Homilies,  Year B

4th Sunday in Ordinary Time 2021

One of the privileges of our life is to be able to sit with someone else and to listen to their story and to hold their struggle to find meaning in their life.  Sometimes those people with whom we might sit may have been struggling a long time, and alone. Sometimes they may have given up any struggle, and, rather, given in to the emotional or spiritual impasse they reached many years before.  And sometimes they may have only just set out on a deeper search for themselves and for who God might be for them.

Often, of course, we have no word to give, and the silence is hard to bear.  On these occasions, we are reminded powerfully that, in the end, the word which truly sets people free comes alone from the Spirit of God who must whisper the word of freedom in people’s hearts in its own way and in its own time. 

However, nonetheless, there are moments, after a good deal of listening, when there is an invitation for us to speak.  At these times, we realize the power of the spoken word.  When said at the right time in the right place in the right way, we recognize the effect that our words can have. Then words can heal; they can communicate life. Words can have a transforming power for other people. 

In the scriptural understanding, to speak a word was to release energy – a powerful, personal force that cannot be called back.  Creation, itself, is formed and sustained, in Scripture, through a word that is spoken.  The prophets spoke words that led people into patterns of conversion.  God has become one of us in Jesus who, in his own personality, is the Word that God wishes to speak to us of God’s own self.  And that Word is a word of hope, a word of meaning, a word that promises, a word that gives dignity and therefore which sets us free and heals us. 

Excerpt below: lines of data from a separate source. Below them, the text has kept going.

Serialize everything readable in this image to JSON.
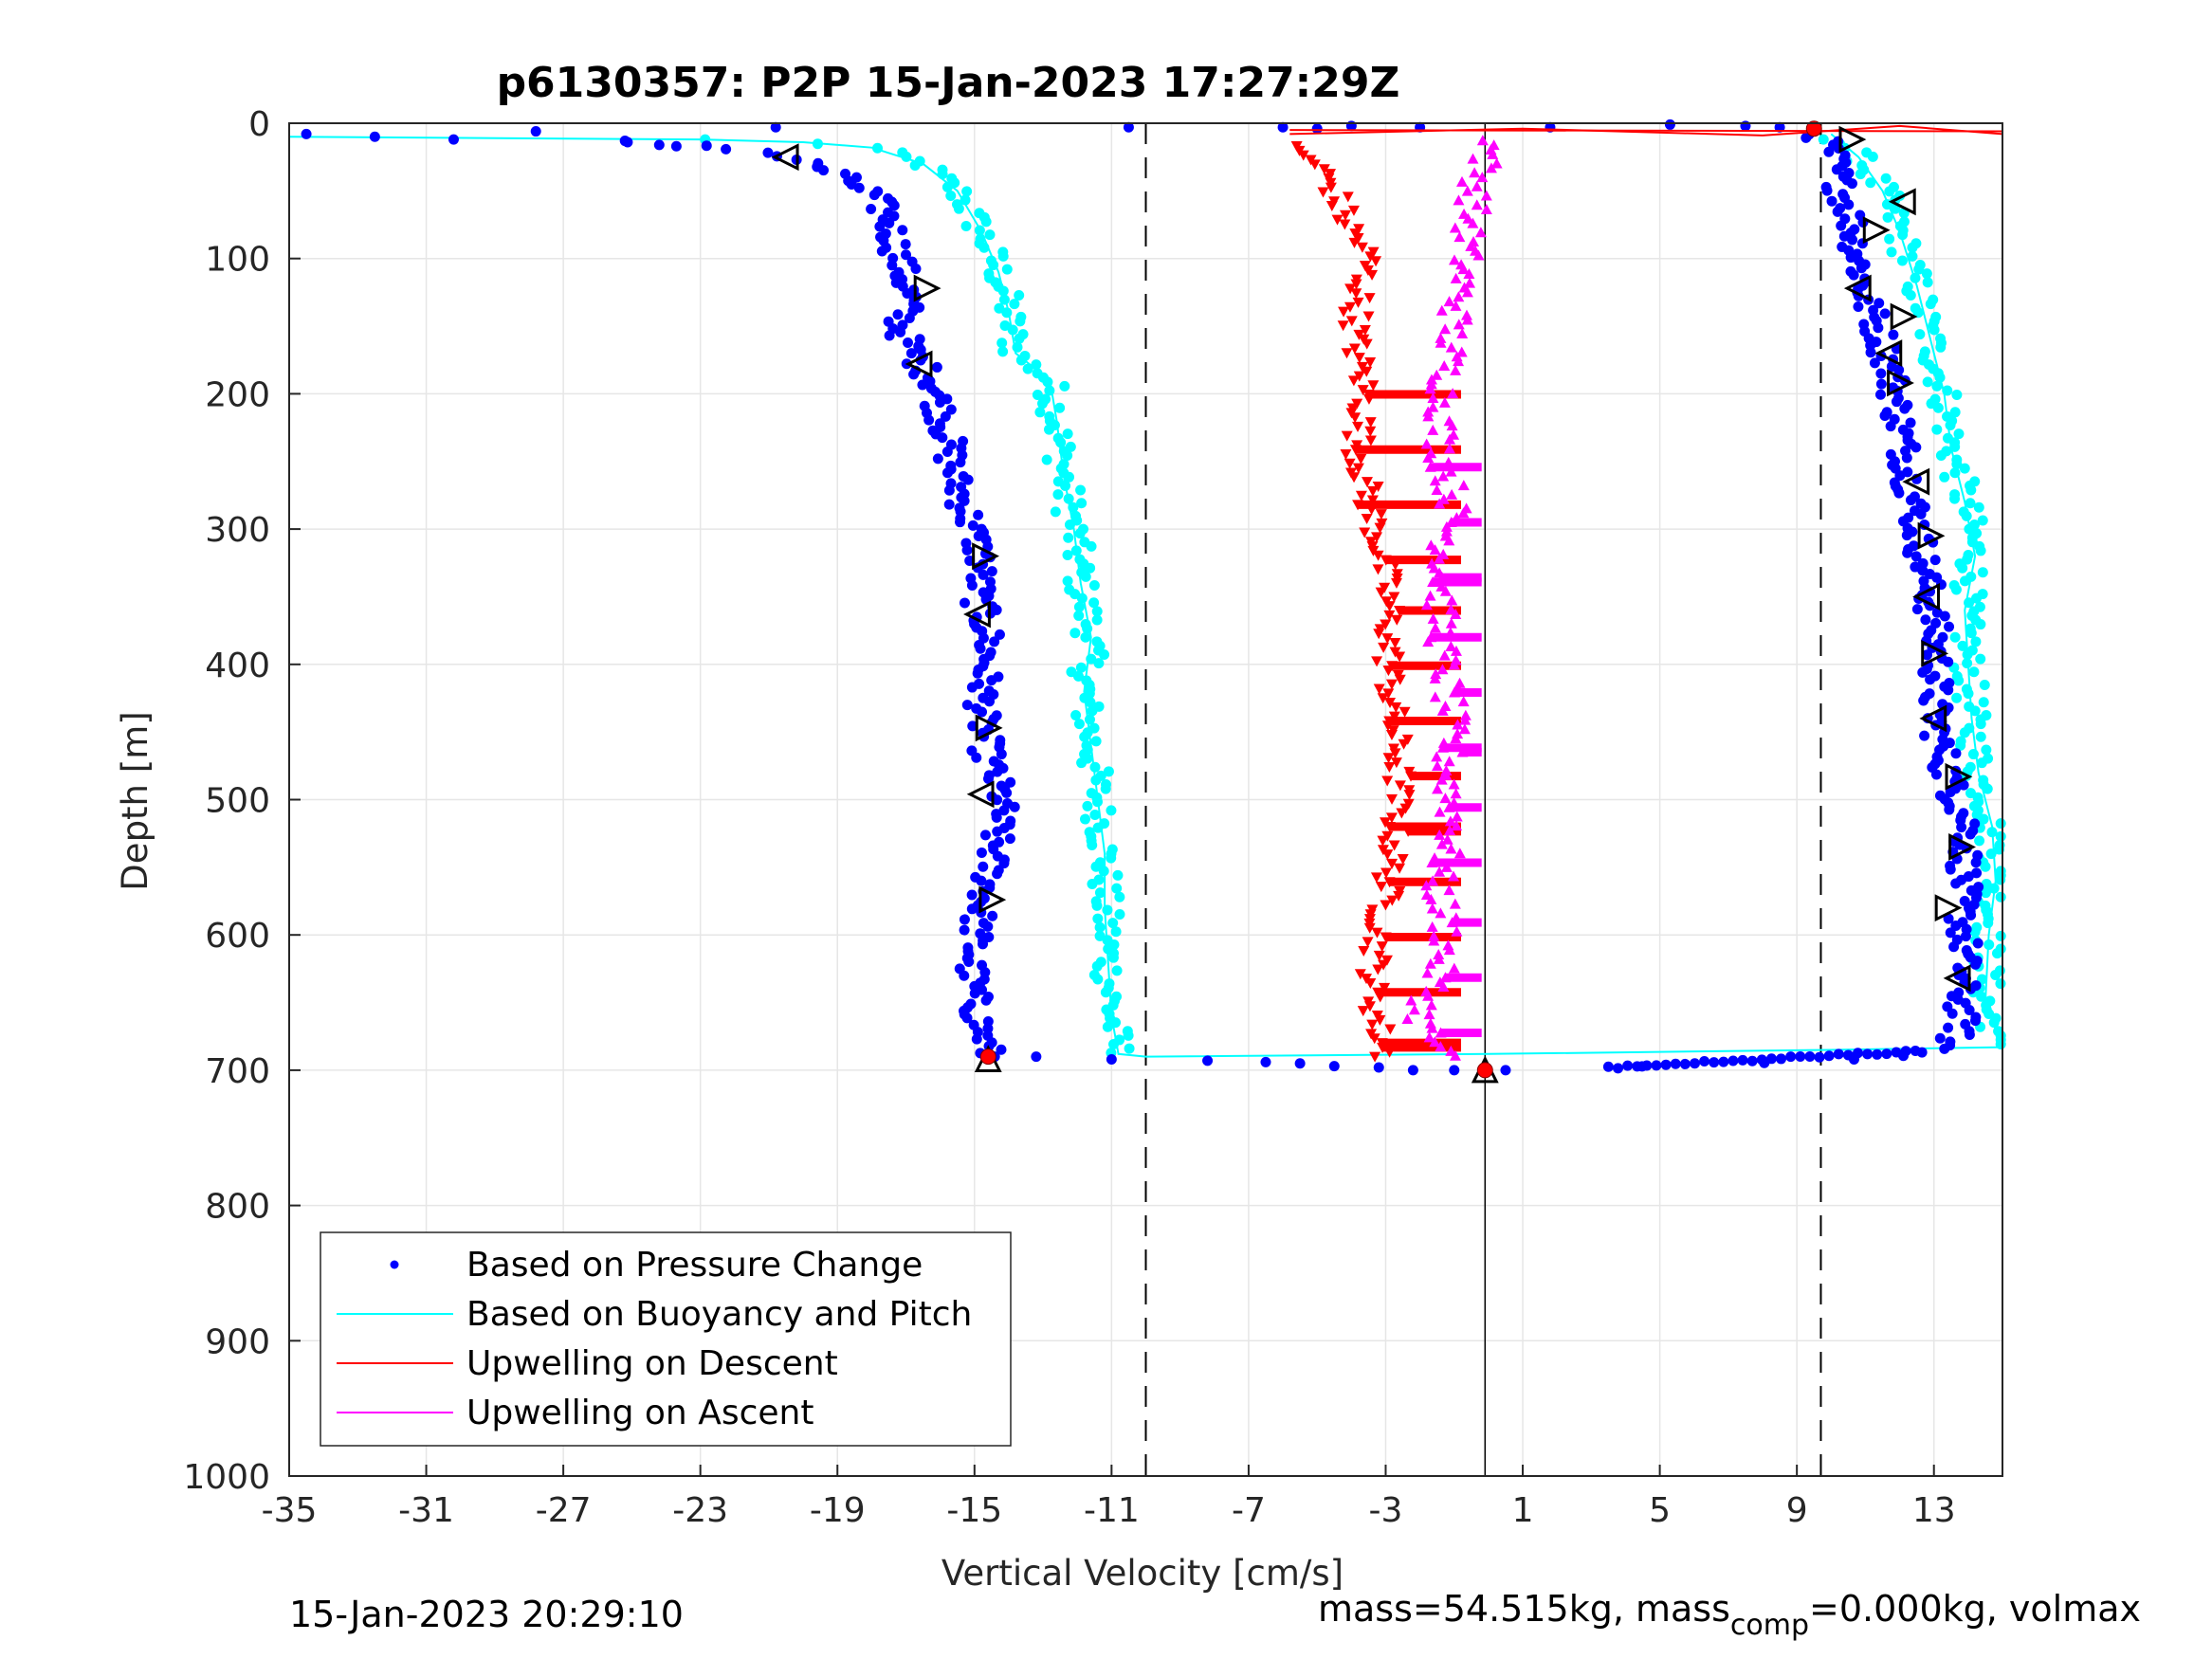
{
  "chart_data": {
    "type": "scatter",
    "title": "p6130357: P2P 15-Jan-2023 17:27:29Z",
    "xlabel": "Vertical Velocity [cm/s]",
    "ylabel": "Depth [m]",
    "xlim": [
      -35,
      15
    ],
    "ylim": [
      1000,
      0
    ],
    "y_reversed": true,
    "grid": true,
    "x_ticks": [
      "-35",
      "-31",
      "-27",
      "-23",
      "-19",
      "-15",
      "-11",
      "-7",
      "-3",
      "1",
      "5",
      "9",
      "13"
    ],
    "x_tick_values": [
      -35,
      -31,
      -27,
      -23,
      -19,
      -15,
      -11,
      -7,
      -3,
      1,
      5,
      9,
      13
    ],
    "y_ticks": [
      "0",
      "100",
      "200",
      "300",
      "400",
      "500",
      "600",
      "700",
      "800",
      "900",
      "1000"
    ],
    "y_tick_values": [
      0,
      100,
      200,
      300,
      400,
      500,
      600,
      700,
      800,
      900,
      1000
    ],
    "legend_position": "lower-left",
    "legend": [
      {
        "label": "Based on Pressure Change",
        "color": "#0000ff",
        "marker": "dot"
      },
      {
        "label": "Based on Buoyancy and Pitch",
        "color": "#00ffff",
        "marker": "line"
      },
      {
        "label": "Upwelling on Descent",
        "color": "#ff0000",
        "marker": "line"
      },
      {
        "label": "Upwelling on Ascent",
        "color": "#ff00ff",
        "marker": "line"
      }
    ],
    "reference_lines": {
      "dashed_x": [
        -10,
        9.7
      ],
      "solid_x": [
        -0.1
      ]
    },
    "series": [
      {
        "name": "Based on Pressure Change",
        "segment": "descent",
        "color": "#0000ff",
        "profile": [
          [
            -35,
            8
          ],
          [
            -31,
            9
          ],
          [
            -27,
            12
          ],
          [
            -25,
            14
          ],
          [
            -23,
            16
          ],
          [
            -21,
            22
          ],
          [
            -20,
            28
          ],
          [
            -19,
            38
          ],
          [
            -18,
            52
          ],
          [
            -17.5,
            70
          ],
          [
            -17.3,
            90
          ],
          [
            -17.1,
            110
          ],
          [
            -16.9,
            130
          ],
          [
            -17.2,
            150
          ],
          [
            -16.8,
            170
          ],
          [
            -16.2,
            190
          ],
          [
            -16.0,
            210
          ],
          [
            -15.8,
            230
          ],
          [
            -15.6,
            260
          ],
          [
            -15.2,
            290
          ],
          [
            -14.8,
            320
          ],
          [
            -14.9,
            350
          ],
          [
            -14.6,
            380
          ],
          [
            -14.7,
            410
          ],
          [
            -14.8,
            440
          ],
          [
            -14.6,
            470
          ],
          [
            -14.2,
            500
          ],
          [
            -14.4,
            530
          ],
          [
            -14.6,
            560
          ],
          [
            -14.9,
            590
          ],
          [
            -15.1,
            620
          ],
          [
            -15.0,
            650
          ],
          [
            -14.7,
            680
          ],
          [
            -14.5,
            692
          ]
        ]
      },
      {
        "name": "Based on Pressure Change",
        "segment": "ascent",
        "color": "#0000ff",
        "profile": [
          [
            3.5,
            698
          ],
          [
            7,
            696
          ],
          [
            10,
            693
          ],
          [
            12,
            690
          ],
          [
            13.2,
            685
          ],
          [
            13.8,
            670
          ],
          [
            13.8,
            640
          ],
          [
            13.9,
            610
          ],
          [
            13.8,
            580
          ],
          [
            13.9,
            550
          ],
          [
            14.0,
            520
          ],
          [
            13.5,
            490
          ],
          [
            13.2,
            460
          ],
          [
            13.0,
            430
          ],
          [
            13.1,
            400
          ],
          [
            13.0,
            370
          ],
          [
            12.8,
            340
          ],
          [
            12.6,
            310
          ],
          [
            12.4,
            280
          ],
          [
            12.2,
            250
          ],
          [
            12.0,
            220
          ],
          [
            11.8,
            190
          ],
          [
            11.5,
            160
          ],
          [
            11.0,
            130
          ],
          [
            10.8,
            100
          ],
          [
            10.6,
            70
          ],
          [
            10.2,
            40
          ],
          [
            10.0,
            20
          ],
          [
            9.5,
            5
          ]
        ]
      },
      {
        "name": "Based on Buoyancy and Pitch",
        "color": "#00ffff",
        "descent": [
          [
            -35,
            10
          ],
          [
            -23,
            12
          ],
          [
            -20,
            14
          ],
          [
            -18,
            18
          ],
          [
            -16.5,
            30
          ],
          [
            -15.5,
            50
          ],
          [
            -14.8,
            80
          ],
          [
            -14.3,
            110
          ],
          [
            -14.0,
            140
          ],
          [
            -13.8,
            170
          ],
          [
            -12.8,
            190
          ],
          [
            -12.6,
            220
          ],
          [
            -12.4,
            260
          ],
          [
            -12.1,
            300
          ],
          [
            -11.9,
            340
          ],
          [
            -11.6,
            380
          ],
          [
            -11.8,
            420
          ],
          [
            -11.6,
            460
          ],
          [
            -11.4,
            500
          ],
          [
            -11.2,
            540
          ],
          [
            -11.2,
            580
          ],
          [
            -11.1,
            620
          ],
          [
            -11.0,
            660
          ],
          [
            -10.8,
            688
          ],
          [
            -10.0,
            690
          ],
          [
            0,
            688
          ],
          [
            10,
            685
          ],
          [
            15,
            683
          ]
        ],
        "ascent": [
          [
            15,
            683
          ],
          [
            14.5,
            650
          ],
          [
            14.6,
            600
          ],
          [
            14.8,
            560
          ],
          [
            14.7,
            520
          ],
          [
            14.3,
            480
          ],
          [
            14.1,
            440
          ],
          [
            14.0,
            400
          ],
          [
            13.9,
            360
          ],
          [
            14.2,
            320
          ],
          [
            13.9,
            280
          ],
          [
            13.5,
            240
          ],
          [
            13.3,
            200
          ],
          [
            12.9,
            160
          ],
          [
            12.5,
            120
          ],
          [
            12.0,
            80
          ],
          [
            11.5,
            50
          ],
          [
            10.8,
            25
          ],
          [
            10.0,
            8
          ]
        ]
      },
      {
        "name": "Upwelling on Descent",
        "color": "#ff0000",
        "profile": [
          [
            -6.0,
            15
          ],
          [
            -5.0,
            30
          ],
          [
            -4.5,
            50
          ],
          [
            -4.2,
            70
          ],
          [
            -3.5,
            100
          ],
          [
            -3.8,
            130
          ],
          [
            -3.9,
            160
          ],
          [
            -3.6,
            200
          ],
          [
            -3.8,
            240
          ],
          [
            -3.5,
            280
          ],
          [
            -3.1,
            320
          ],
          [
            -2.9,
            360
          ],
          [
            -2.9,
            400
          ],
          [
            -2.8,
            440
          ],
          [
            -2.6,
            480
          ],
          [
            -2.7,
            520
          ],
          [
            -2.9,
            560
          ],
          [
            -3.2,
            600
          ],
          [
            -3.4,
            640
          ],
          [
            -3.2,
            670
          ],
          [
            -3.0,
            690
          ]
        ],
        "surface_spike": [
          [
            -5.8,
            5
          ],
          [
            15,
            6
          ]
        ]
      },
      {
        "name": "Upwelling on Ascent",
        "color": "#ff00ff",
        "profile": [
          [
            -1.3,
            690
          ],
          [
            -2.0,
            660
          ],
          [
            -1.5,
            630
          ],
          [
            -1.2,
            600
          ],
          [
            -1.5,
            560
          ],
          [
            -1.0,
            520
          ],
          [
            -1.2,
            480
          ],
          [
            -1.1,
            440
          ],
          [
            -1.3,
            400
          ],
          [
            -1.4,
            360
          ],
          [
            -1.3,
            320
          ],
          [
            -1.0,
            280
          ],
          [
            -1.4,
            240
          ],
          [
            -1.3,
            200
          ],
          [
            -1.1,
            160
          ],
          [
            -0.8,
            120
          ],
          [
            -0.6,
            80
          ],
          [
            -0.3,
            40
          ],
          [
            0.2,
            10
          ]
        ]
      }
    ],
    "triangle_markers": [
      {
        "dir": "left",
        "x": -20.5,
        "y": 25
      },
      {
        "dir": "right",
        "x": -16.4,
        "y": 122
      },
      {
        "dir": "left",
        "x": -16.6,
        "y": 178
      },
      {
        "dir": "right",
        "x": -14.7,
        "y": 320
      },
      {
        "dir": "left",
        "x": -14.9,
        "y": 363
      },
      {
        "dir": "right",
        "x": -14.6,
        "y": 447
      },
      {
        "dir": "left",
        "x": -14.8,
        "y": 496
      },
      {
        "dir": "right",
        "x": -14.5,
        "y": 574
      },
      {
        "dir": "right",
        "x": 10.6,
        "y": 12
      },
      {
        "dir": "left",
        "x": 12.1,
        "y": 58
      },
      {
        "dir": "right",
        "x": 11.3,
        "y": 79
      },
      {
        "dir": "left",
        "x": 10.8,
        "y": 122
      },
      {
        "dir": "right",
        "x": 12.1,
        "y": 143
      },
      {
        "dir": "left",
        "x": 11.7,
        "y": 170
      },
      {
        "dir": "right",
        "x": 12.0,
        "y": 192
      },
      {
        "dir": "left",
        "x": 12.5,
        "y": 265
      },
      {
        "dir": "right",
        "x": 12.9,
        "y": 305
      },
      {
        "dir": "left",
        "x": 12.8,
        "y": 350
      },
      {
        "dir": "right",
        "x": 13.0,
        "y": 392
      },
      {
        "dir": "left",
        "x": 13.0,
        "y": 440
      },
      {
        "dir": "right",
        "x": 13.7,
        "y": 483
      },
      {
        "dir": "right",
        "x": 13.8,
        "y": 535
      },
      {
        "dir": "right",
        "x": 13.4,
        "y": 580
      },
      {
        "dir": "left",
        "x": 13.7,
        "y": 632
      },
      {
        "dir": "up",
        "x": -14.6,
        "y": 692
      },
      {
        "dir": "up",
        "x": -0.1,
        "y": 700
      }
    ],
    "red_circles": [
      {
        "x": -14.6,
        "y": 690
      },
      {
        "x": -0.1,
        "y": 700
      },
      {
        "x": 9.5,
        "y": 4
      }
    ]
  },
  "footer": {
    "timestamp": "15-Jan-2023 20:29:10",
    "mass_text_a": "mass=54.515kg, mass",
    "mass_sub": "comp",
    "mass_text_b": "=0.000kg, volmax"
  }
}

“Only say the word, and we shall be healed,” we say at every Eucharist.  It is more than just a liturgical formula.  It is a cry from the depths of our own stories.  We long with all our being to hear the word which will answer our longing for love, the word which will take away our shame and guilt, the word to affirm us, to reassure us, the word which will set us free. Some of us can spend our whole life looking for and waiting for that word.

The word that we most long to hear is the word that in some way or other says to us that life is worth living – that our life is worth living.  For is not this one of the deepest questions with which we struggle:  is life for us or against us?  The gaze of Jesus holds all these questions which arise out of the human heart struggling.  And it is not a large jump to direct the question to him, too: “Are you for us or against us?” Yet, when our cry meets Jesus, it is silenced and transformed, like the cry of the man in the synagogue, albeit not without pain and struggle.  Because, before the gaze of Jesus we discover yet another question arising in our hearts – the question, “Is there a love which will understand us and nourish us into our own goodness?”

The answer to the question is given by Jesus’s action.  At the very beginning of his ministry, he reaches out to those who are sick and those who are needy – that is, all of us in some way.  At the very beginning of his ministry Jesus identifies with our neediness, and fragility.  He does not summon us to perfection:  he meets us in our limitation.  He does not broadcast expectations of integration; he comes to us in our fragmentation.

The first accounts of miracles in the gospels are not meant to illustrate what an extraordinary wonder worker Jesus is.  Rather, the stories of miracles of healing at the beginning of the gospel are the writers’ way of expressing where God meets us.  All we need to do is to come before him as we are:  there is no expectation, no standard set.  A love that accepts us, embraces us without condition, not despite our limitations and fragility but precisely in our vulnerability, is a love which frees, which liberates, which saves us from the self-destruction fuelled by our own self-rejection

Herein lies the authority of Jesus.  However, it is not the authority of tyranny, it is the authority of companionship.  It is not the authority of omnipotence; it is the authority of a vulnerability that is shared and transformed into hospitality.  Jesus speaks, and his word makes a difference.

But can we ourselves also look for ordinary ways to speak that word of strength and hope to others?  Believing that Jesus’ own words have power to change, should challenges us to ask how we ourselves use words, not just at the special unique times, but in life, generally.  Do we use words in a way that brings strength to others, to lead them more into trust, to bring them healing because they are words of nurturance and forgiveness? Or do we use words to put others down? Instead of empowering others, do our words tend towards disrespect?

This is the authority we, too, have to offer those we are with.  Indeed, in the end, it is the only authority we carry.  Let us be ever generous with this authority we have in his name.